CUNY · QUEENS COLLEGE · DEPT. OF SOCIOLOGY

40.74° N · 73.82° W

Joseph Nathan Cohen

Sociologist at Queens College in the City University of New York

Sampling & Inference

Module 03 · Sampling & Inference

Sampling & Inference

How we move from a sample to a claim about a population — sampling distributions, standard errors, and confidence intervals, built up through simulation in R.

Module
Weeks5–6
CourseSOC 334
FormatLecture + Lab
Est. time4–6 hrs
Overview

A sample is not the population, yet we routinely use one to speak about the other.
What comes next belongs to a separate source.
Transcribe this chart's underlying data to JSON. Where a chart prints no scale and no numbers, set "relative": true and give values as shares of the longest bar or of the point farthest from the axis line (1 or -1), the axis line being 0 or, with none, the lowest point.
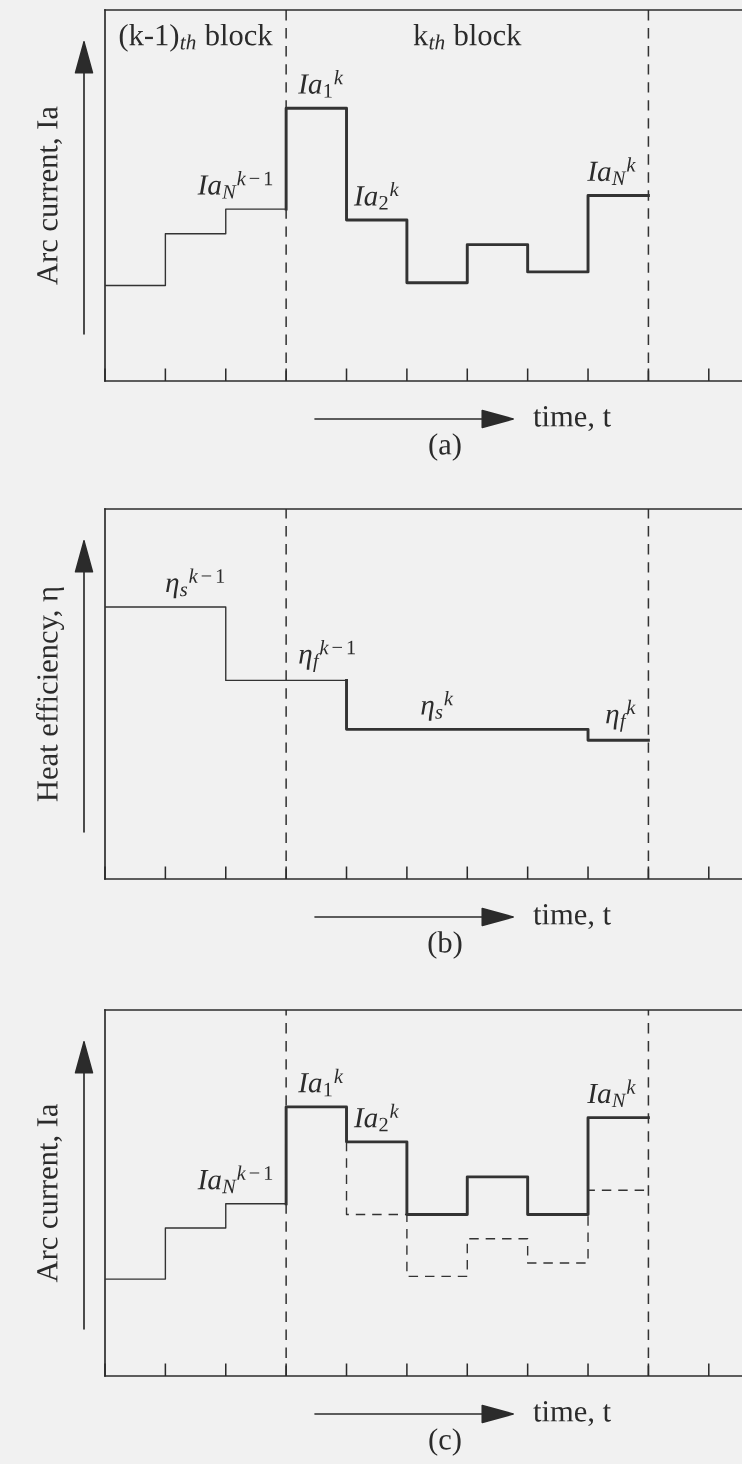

This module builds the bridge. We simulate repeated sampling to watch a sampling distribution emerge, define the standard error as its spread, and use it to attach honest intervals to our estimates — then practice reading, and misreading, confidence intervals.

Learning Goals
  • Explain what a sampling distribution is and why it matters.
  • Compute and interpret a standard error.
  • Construct and correctly interpret a 95% confidence interval.
  • Recognize common misinterpretations of inference.
Readings
  • RequiredCourse text, ch. 8 — “From Sample to Population.”
  • RequiredCourse notes — “Standard errors by simulation.”
  • OptionalReinhart, Statistics Done Wrong, ch. 1–2.
Assignment

Problem Set 3 — estimate a population mean from a public dataset, report a 95% confidence interval, and write one paragraph interpreting it for a non-statistical reader. Due end of Week 6.